Taliban kills 12 demining workers near former UK base
At least 12 workers clearing mines have been shot dead, another 12 wounded by Taliban fighters in southern Afghanistan on Saturday, local police said, according to AP. The attack happened near Camp Bastion, a former British base in Helmand province. Police spokesman Farid Ahmad Obaid said Afghan forces launched a counter attack, killing four of the Islamist militants and capturing three, Reuters reported. It comes after a series of attacks on Friday and Saturday that killed two NATO soldiers and a top Afghan court official.
Indonesia landslide death toll rises to 17, dozens missing
The death toll in the Indonesian landslide has risen to 17, with 91 people still missing, according to officials, AFP reported on Saturday. "The rescue team have found 17 bodies," said the national disaster agency’s spokesman, Sutopo Purwo Nugroho, adding that 11 others were badly injured. The country’s main island, Java, has seen torrential downpours that have hampered rescue efforts since Friday, as well as sparking fears of new landslides.
2 pilots killed as ISIS shoots down Iraqi helicopter
A shoulder-fired rocket launched by Islamic State (formerly ISIS/ISIL) militants shot down an Iraqi helicopter near the Shiite city of Samarra, killing 2 pilots, a senior official at the Iraqi Defense Ministry told AP on Saturday. In recent months at least two military helicopters have been shot down near the northern city of Beiji, where the country’s biggest oil refinery is situated. The US-led coalition commenced air strikes on Iraqi territories held by Islamic State militants in August.

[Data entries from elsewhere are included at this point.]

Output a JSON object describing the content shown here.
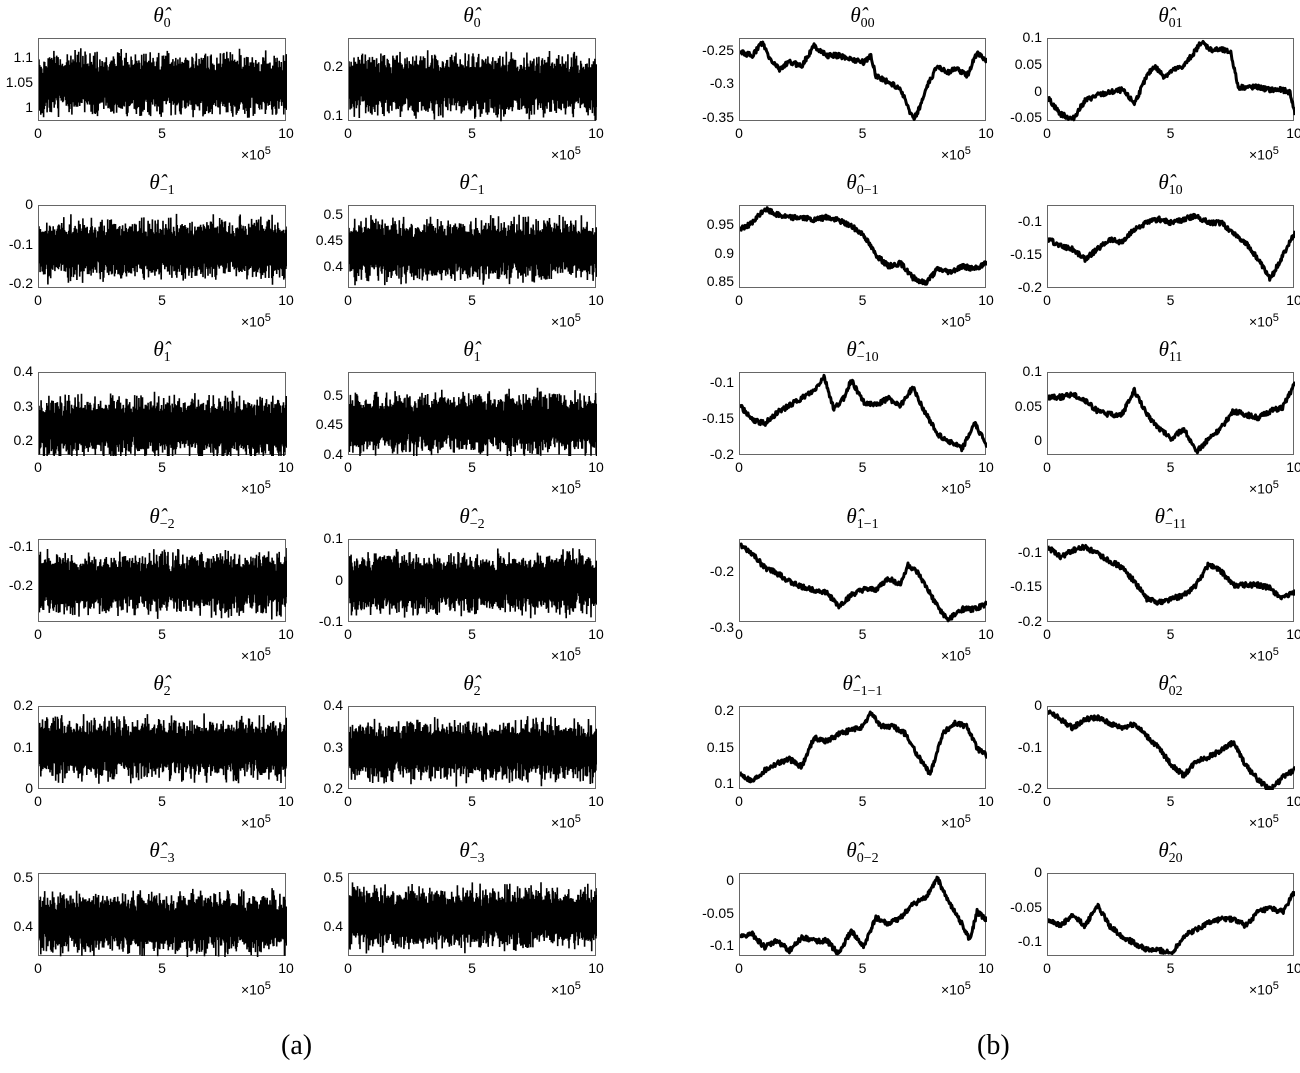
{
  "chart_data": [
    {
      "panel": "a",
      "col": 0,
      "row": 0,
      "type": "line",
      "title": "θ̂_0",
      "x_range": [
        0,
        1000000
      ],
      "x_ticks": [
        "0",
        "5",
        "10"
      ],
      "x_multiplier": "×10^5",
      "y_ticks": [
        "1",
        "1.05",
        "1.1"
      ],
      "ylim": [
        0.975,
        1.14
      ],
      "mean": 1.05,
      "style": "noisy"
    },
    {
      "panel": "a",
      "col": 1,
      "row": 0,
      "type": "line",
      "title": "θ̂_0",
      "x_range": [
        0,
        1000000
      ],
      "x_ticks": [
        "0",
        "5",
        "10"
      ],
      "x_multiplier": "×10^5",
      "y_ticks": [
        "0.1",
        "0.2"
      ],
      "ylim": [
        0.09,
        0.26
      ],
      "mean": 0.165,
      "style": "noisy"
    },
    {
      "panel": "a",
      "col": 0,
      "row": 1,
      "type": "line",
      "title": "θ̂_-1",
      "x_range": [
        0,
        1000000
      ],
      "x_ticks": [
        "0",
        "5",
        "10"
      ],
      "x_multiplier": "×10^5",
      "y_ticks": [
        "-0.2",
        "-0.1",
        "0"
      ],
      "ylim": [
        -0.21,
        0.0
      ],
      "mean": -0.11,
      "style": "noisy"
    },
    {
      "panel": "a",
      "col": 1,
      "row": 1,
      "type": "line",
      "title": "θ̂_-1",
      "x_range": [
        0,
        1000000
      ],
      "x_ticks": [
        "0",
        "5",
        "10"
      ],
      "x_multiplier": "×10^5",
      "y_ticks": [
        "0.4",
        "0.45",
        "0.5"
      ],
      "ylim": [
        0.36,
        0.52
      ],
      "mean": 0.435,
      "style": "noisy"
    },
    {
      "panel": "a",
      "col": 0,
      "row": 2,
      "type": "line",
      "title": "θ̂_1",
      "x_range": [
        0,
        1000000
      ],
      "x_ticks": [
        "0",
        "5",
        "10"
      ],
      "x_multiplier": "×10^5",
      "y_ticks": [
        "0.2",
        "0.3",
        "0.4"
      ],
      "ylim": [
        0.16,
        0.4
      ],
      "mean": 0.245,
      "style": "noisy"
    },
    {
      "panel": "a",
      "col": 1,
      "row": 2,
      "type": "line",
      "title": "θ̂_1",
      "x_range": [
        0,
        1000000
      ],
      "x_ticks": [
        "0",
        "5",
        "10"
      ],
      "x_multiplier": "×10^5",
      "y_ticks": [
        "0.4",
        "0.45",
        "0.5"
      ],
      "ylim": [
        0.4,
        0.54
      ],
      "mean": 0.455,
      "style": "noisy"
    },
    {
      "panel": "a",
      "col": 0,
      "row": 3,
      "type": "line",
      "title": "θ̂_-2",
      "x_range": [
        0,
        1000000
      ],
      "x_ticks": [
        "0",
        "5",
        "10"
      ],
      "x_multiplier": "×10^5",
      "y_ticks": [
        "-0.2",
        "-0.1"
      ],
      "ylim": [
        -0.29,
        -0.08
      ],
      "mean": -0.19,
      "style": "noisy"
    },
    {
      "panel": "a",
      "col": 1,
      "row": 3,
      "type": "line",
      "title": "θ̂_-2",
      "x_range": [
        0,
        1000000
      ],
      "x_ticks": [
        "0",
        "5",
        "10"
      ],
      "x_multiplier": "×10^5",
      "y_ticks": [
        "-0.1",
        "0",
        "0.1"
      ],
      "ylim": [
        -0.1,
        0.1
      ],
      "mean": -0.005,
      "style": "noisy"
    },
    {
      "panel": "a",
      "col": 0,
      "row": 4,
      "type": "line",
      "title": "θ̂_2",
      "x_range": [
        0,
        1000000
      ],
      "x_ticks": [
        "0",
        "5",
        "10"
      ],
      "x_multiplier": "×10^5",
      "y_ticks": [
        "0",
        "0.1",
        "0.2"
      ],
      "ylim": [
        0,
        0.2
      ],
      "mean": 0.1,
      "style": "noisy"
    },
    {
      "panel": "a",
      "col": 1,
      "row": 4,
      "type": "line",
      "title": "θ̂_2",
      "x_range": [
        0,
        1000000
      ],
      "x_ticks": [
        "0",
        "5",
        "10"
      ],
      "x_multiplier": "×10^5",
      "y_ticks": [
        "0.2",
        "0.3",
        "0.4"
      ],
      "ylim": [
        0.2,
        0.4
      ],
      "mean": 0.295,
      "style": "noisy"
    },
    {
      "panel": "a",
      "col": 0,
      "row": 5,
      "type": "line",
      "title": "θ̂_-3",
      "x_range": [
        0,
        1000000
      ],
      "x_ticks": [
        "0",
        "5",
        "10"
      ],
      "x_multiplier": "×10^5",
      "y_ticks": [
        "0.4",
        "0.5"
      ],
      "ylim": [
        0.34,
        0.51
      ],
      "mean": 0.41,
      "style": "noisy"
    },
    {
      "panel": "a",
      "col": 1,
      "row": 5,
      "type": "line",
      "title": "θ̂_-3",
      "x_range": [
        0,
        1000000
      ],
      "x_ticks": [
        "0",
        "5",
        "10"
      ],
      "x_multiplier": "×10^5",
      "y_ticks": [
        "0.4",
        "0.5"
      ],
      "ylim": [
        0.34,
        0.51
      ],
      "mean": 0.42,
      "style": "noisy"
    },
    {
      "panel": "b",
      "col": 0,
      "row": 0,
      "type": "line",
      "title": "θ̂_00",
      "x_range": [
        0,
        1000000
      ],
      "x_ticks": [
        "0",
        "5",
        "10"
      ],
      "x_multiplier": "×10^5",
      "y_ticks": [
        "-0.35",
        "-0.3",
        "-0.25"
      ],
      "ylim": [
        -0.355,
        -0.23
      ],
      "style": "walk",
      "x": [
        0,
        0.5,
        0.9,
        1.2,
        1.6,
        2,
        2.5,
        3,
        3.5,
        4,
        4.5,
        5,
        5.3,
        5.5,
        6,
        6.5,
        7,
        7.2,
        7.6,
        8,
        8.4,
        8.8,
        9.2,
        9.6,
        10
      ],
      "y": [
        -0.25,
        -0.255,
        -0.235,
        -0.26,
        -0.275,
        -0.265,
        -0.27,
        -0.24,
        -0.255,
        -0.255,
        -0.26,
        -0.265,
        -0.255,
        -0.285,
        -0.295,
        -0.305,
        -0.35,
        -0.34,
        -0.3,
        -0.27,
        -0.28,
        -0.275,
        -0.285,
        -0.25,
        -0.265
      ]
    },
    {
      "panel": "b",
      "col": 1,
      "row": 0,
      "type": "line",
      "title": "θ̂_01",
      "x_range": [
        0,
        1000000
      ],
      "x_ticks": [
        "0",
        "5",
        "10"
      ],
      "x_multiplier": "×10^5",
      "y_ticks": [
        "-0.05",
        "0",
        "0.05",
        "0.1"
      ],
      "ylim": [
        -0.055,
        0.1
      ],
      "style": "walk",
      "x": [
        0,
        0.5,
        1,
        1.5,
        2,
        2.5,
        3,
        3.5,
        4,
        4.3,
        4.7,
        5,
        5.5,
        6,
        6.2,
        6.6,
        7,
        7.4,
        7.7,
        8,
        8.5,
        9,
        9.5,
        9.8,
        10
      ],
      "y": [
        -0.01,
        -0.04,
        -0.05,
        -0.015,
        -0.005,
        0,
        0.005,
        -0.02,
        0.03,
        0.05,
        0.03,
        0.04,
        0.05,
        0.08,
        0.095,
        0.08,
        0.08,
        0.075,
        0.01,
        0.01,
        0.01,
        0.005,
        0.005,
        0,
        -0.04
      ]
    },
    {
      "panel": "b",
      "col": 0,
      "row": 1,
      "type": "line",
      "title": "θ̂_0-1",
      "x_range": [
        0,
        1000000
      ],
      "x_ticks": [
        "0",
        "5",
        "10"
      ],
      "x_multiplier": "×10^5",
      "y_ticks": [
        "0.85",
        "0.9",
        "0.95"
      ],
      "ylim": [
        0.84,
        0.985
      ],
      "style": "walk",
      "x": [
        0,
        0.5,
        1,
        1.5,
        2,
        2.5,
        3,
        3.5,
        4,
        4.5,
        5,
        5.5,
        6,
        6.5,
        7,
        7.5,
        8,
        8.5,
        9,
        9.5,
        10
      ],
      "y": [
        0.945,
        0.955,
        0.98,
        0.97,
        0.965,
        0.965,
        0.96,
        0.965,
        0.96,
        0.95,
        0.935,
        0.9,
        0.88,
        0.885,
        0.86,
        0.85,
        0.875,
        0.87,
        0.88,
        0.875,
        0.885
      ]
    },
    {
      "panel": "b",
      "col": 1,
      "row": 1,
      "type": "line",
      "title": "θ̂_10",
      "x_range": [
        0,
        1000000
      ],
      "x_ticks": [
        "0",
        "5",
        "10"
      ],
      "x_multiplier": "×10^5",
      "y_ticks": [
        "-0.2",
        "-0.15",
        "-0.1"
      ],
      "ylim": [
        -0.2,
        -0.075
      ],
      "style": "walk",
      "x": [
        0,
        0.5,
        1,
        1.5,
        2,
        2.5,
        3,
        3.5,
        4,
        4.5,
        5,
        5.5,
        6,
        6.5,
        7,
        7.5,
        8,
        8.5,
        9,
        9.5,
        10
      ],
      "y": [
        -0.125,
        -0.135,
        -0.14,
        -0.155,
        -0.14,
        -0.125,
        -0.13,
        -0.11,
        -0.1,
        -0.095,
        -0.1,
        -0.095,
        -0.09,
        -0.1,
        -0.1,
        -0.115,
        -0.13,
        -0.155,
        -0.185,
        -0.15,
        -0.115
      ]
    },
    {
      "panel": "b",
      "col": 0,
      "row": 2,
      "type": "line",
      "title": "θ̂_-10",
      "x_range": [
        0,
        1000000
      ],
      "x_ticks": [
        "0",
        "5",
        "10"
      ],
      "x_multiplier": "×10^5",
      "y_ticks": [
        "-0.2",
        "-0.15",
        "-0.1"
      ],
      "ylim": [
        -0.2,
        -0.085
      ],
      "style": "walk",
      "x": [
        0,
        0.5,
        1,
        1.5,
        2,
        2.5,
        3,
        3.4,
        3.8,
        4.2,
        4.5,
        5,
        5.5,
        6,
        6.5,
        7,
        7.5,
        8,
        8.5,
        9,
        9.5,
        10
      ],
      "y": [
        -0.13,
        -0.15,
        -0.155,
        -0.14,
        -0.13,
        -0.12,
        -0.11,
        -0.09,
        -0.135,
        -0.12,
        -0.095,
        -0.125,
        -0.13,
        -0.12,
        -0.13,
        -0.105,
        -0.14,
        -0.17,
        -0.18,
        -0.19,
        -0.155,
        -0.185
      ]
    },
    {
      "panel": "b",
      "col": 1,
      "row": 2,
      "type": "line",
      "title": "θ̂_11",
      "x_range": [
        0,
        1000000
      ],
      "x_ticks": [
        "0",
        "5",
        "10"
      ],
      "x_multiplier": "×10^5",
      "y_ticks": [
        "0",
        "0.05",
        "0.1"
      ],
      "ylim": [
        -0.02,
        0.1
      ],
      "style": "walk",
      "x": [
        0,
        0.5,
        1,
        1.5,
        2,
        2.5,
        3,
        3.5,
        4,
        4.5,
        5,
        5.5,
        6,
        6.5,
        7,
        7.5,
        8,
        8.5,
        9,
        9.5,
        10
      ],
      "y": [
        0.065,
        0.065,
        0.07,
        0.06,
        0.045,
        0.04,
        0.04,
        0.075,
        0.04,
        0.02,
        0.005,
        0.02,
        -0.015,
        0.005,
        0.02,
        0.045,
        0.04,
        0.035,
        0.045,
        0.05,
        0.085
      ]
    },
    {
      "panel": "b",
      "col": 0,
      "row": 3,
      "type": "line",
      "title": "θ̂_1-1",
      "x_range": [
        0,
        1000000
      ],
      "x_ticks": [
        "0",
        "5",
        "10"
      ],
      "x_multiplier": "×10^5",
      "y_ticks": [
        "-0.3",
        "-0.2"
      ],
      "ylim": [
        -0.29,
        -0.14
      ],
      "style": "walk",
      "x": [
        0,
        0.5,
        1,
        1.5,
        2,
        2.5,
        3,
        3.5,
        4,
        4.5,
        5,
        5.5,
        6,
        6.5,
        6.8,
        7.2,
        7.6,
        8,
        8.4,
        9,
        9.5,
        10
      ],
      "y": [
        -0.15,
        -0.165,
        -0.19,
        -0.2,
        -0.215,
        -0.225,
        -0.23,
        -0.235,
        -0.26,
        -0.24,
        -0.23,
        -0.23,
        -0.21,
        -0.22,
        -0.185,
        -0.2,
        -0.23,
        -0.26,
        -0.285,
        -0.265,
        -0.265,
        -0.255
      ]
    },
    {
      "panel": "b",
      "col": 1,
      "row": 3,
      "type": "line",
      "title": "θ̂_-11",
      "x_range": [
        0,
        1000000
      ],
      "x_ticks": [
        "0",
        "5",
        "10"
      ],
      "x_multiplier": "×10^5",
      "y_ticks": [
        "-0.2",
        "-0.15",
        "-0.1"
      ],
      "ylim": [
        -0.2,
        -0.08
      ],
      "style": "walk",
      "x": [
        0,
        0.5,
        1,
        1.5,
        2,
        2.5,
        3,
        3.5,
        4,
        4.5,
        5,
        5.5,
        6,
        6.5,
        7,
        7.5,
        8,
        8.5,
        9,
        9.5,
        10
      ],
      "y": [
        -0.09,
        -0.105,
        -0.095,
        -0.09,
        -0.1,
        -0.11,
        -0.12,
        -0.14,
        -0.165,
        -0.17,
        -0.165,
        -0.16,
        -0.145,
        -0.115,
        -0.125,
        -0.145,
        -0.145,
        -0.145,
        -0.15,
        -0.165,
        -0.155
      ]
    },
    {
      "panel": "b",
      "col": 0,
      "row": 4,
      "type": "line",
      "title": "θ̂_-1-1",
      "x_range": [
        0,
        1000000
      ],
      "x_ticks": [
        "0",
        "5",
        "10"
      ],
      "x_multiplier": "×10^5",
      "y_ticks": [
        "0.1",
        "0.15",
        "0.2"
      ],
      "ylim": [
        0.093,
        0.207
      ],
      "style": "walk",
      "x": [
        0,
        0.5,
        1,
        1.5,
        2,
        2.5,
        3,
        3.5,
        4,
        4.5,
        5,
        5.3,
        5.7,
        6.2,
        6.7,
        7.2,
        7.7,
        8.2,
        8.7,
        9.2,
        9.6,
        10
      ],
      "y": [
        0.115,
        0.105,
        0.12,
        0.13,
        0.135,
        0.125,
        0.165,
        0.16,
        0.17,
        0.175,
        0.18,
        0.2,
        0.18,
        0.18,
        0.17,
        0.14,
        0.115,
        0.17,
        0.185,
        0.18,
        0.15,
        0.14
      ]
    },
    {
      "panel": "b",
      "col": 1,
      "row": 4,
      "type": "line",
      "title": "θ̂_02",
      "x_range": [
        0,
        1000000
      ],
      "x_ticks": [
        "0",
        "5",
        "10"
      ],
      "x_multiplier": "×10^5",
      "y_ticks": [
        "-0.2",
        "-0.1",
        "0"
      ],
      "ylim": [
        -0.2,
        0.0
      ],
      "style": "walk",
      "x": [
        0,
        0.5,
        1,
        1.5,
        2,
        2.5,
        3,
        3.5,
        4,
        4.5,
        5,
        5.5,
        6,
        6.5,
        7,
        7.5,
        8,
        8.5,
        9,
        9.5,
        10
      ],
      "y": [
        -0.01,
        -0.03,
        -0.05,
        -0.03,
        -0.025,
        -0.04,
        -0.05,
        -0.04,
        -0.07,
        -0.1,
        -0.14,
        -0.165,
        -0.13,
        -0.12,
        -0.105,
        -0.085,
        -0.14,
        -0.175,
        -0.2,
        -0.17,
        -0.15
      ]
    },
    {
      "panel": "b",
      "col": 0,
      "row": 5,
      "type": "line",
      "title": "θ̂_0-2",
      "x_range": [
        0,
        1000000
      ],
      "x_ticks": [
        "0",
        "5",
        "10"
      ],
      "x_multiplier": "×10^5",
      "y_ticks": [
        "-0.1",
        "-0.05",
        "0"
      ],
      "ylim": [
        -0.115,
        0.012
      ],
      "style": "walk",
      "x": [
        0,
        0.5,
        1,
        1.5,
        2,
        2.5,
        3,
        3.5,
        4,
        4.5,
        5,
        5.5,
        6,
        6.5,
        7,
        7.5,
        8,
        8.5,
        9,
        9.3,
        9.6,
        10
      ],
      "y": [
        -0.085,
        -0.08,
        -0.1,
        -0.09,
        -0.105,
        -0.085,
        -0.09,
        -0.09,
        -0.11,
        -0.075,
        -0.1,
        -0.055,
        -0.065,
        -0.055,
        -0.035,
        -0.025,
        0.005,
        -0.035,
        -0.065,
        -0.09,
        -0.045,
        -0.06
      ]
    },
    {
      "panel": "b",
      "col": 1,
      "row": 5,
      "type": "line",
      "title": "θ̂_20",
      "x_range": [
        0,
        1000000
      ],
      "x_ticks": [
        "0",
        "5",
        "10"
      ],
      "x_multiplier": "×10^5",
      "y_ticks": [
        "-0.1",
        "-0.05",
        "0"
      ],
      "ylim": [
        -0.12,
        0.0
      ],
      "style": "walk",
      "x": [
        0,
        0.5,
        1,
        1.5,
        2,
        2.5,
        3,
        3.5,
        4,
        4.5,
        5,
        5.5,
        6,
        6.5,
        7,
        7.5,
        8,
        8.5,
        9,
        9.5,
        10
      ],
      "y": [
        -0.065,
        -0.075,
        -0.06,
        -0.075,
        -0.045,
        -0.075,
        -0.09,
        -0.1,
        -0.11,
        -0.11,
        -0.115,
        -0.09,
        -0.08,
        -0.07,
        -0.065,
        -0.065,
        -0.075,
        -0.055,
        -0.05,
        -0.055,
        -0.025
      ]
    }
  ],
  "captions": {
    "a": "(a)",
    "b": "(b)"
  }
}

2 ISAF soldiers, court official killed in Afghanistan
Two foreign soldiers, reportedly from the USA, were killed in a NATO convoy near Kabul by a Taliban bomb in a Friday-night attack, according to AP. "Two International Security Assistance Force service members died as a result of an enemy forces attack in eastern Afghanistan on December 12, 2014," a coalition press release said, without naming their nationalities. The number of international troops killed in the country this year is 65, 50 of them Americans.
Early on Saturday, a top court official in Kabul's northwestern suburbs, Atiqullah Rawoofi, was shot dead, said police chief Farid Afzali. Security in the capital has been recently reinforced amidst Taliban warnings of continuing attacks.
Kiev bans flights to three Ukrainian metropolitan cities
Ukraine’s State Aviation Service has banned all flights to Kharkov, Dnepropetrovsk and Zaporozhye airports, reported national media, quoting the head of SAS Denis Antonyuk. The flights were suspended starting from midnight, December 13. “Safety considerations” were cited as the reason, but no details were given. In May, all flights were suspended to the city of Donetsk. Also in May, the service stopped air communication between the Russian capital and the cities of Kharkov and Dnepropetrovsk.
7 killed, 108 missing in giant Indonesia landslide
At least seven people were killed and 108 others are missing after a flood of mud and water rushed down on dozens of homes from a mountain on the central Indonesian island of Java, Reuters reported, citing local TV. At least 105 homes were destroyed by the landslide in a wooded area of Banjarnegara on the densely populated island. Some 380 people were evacuated, a local spokesman for the National Disaster Mitigation Agency said, adding that rescuers are now struggling to find more victims and clear the evacuation route.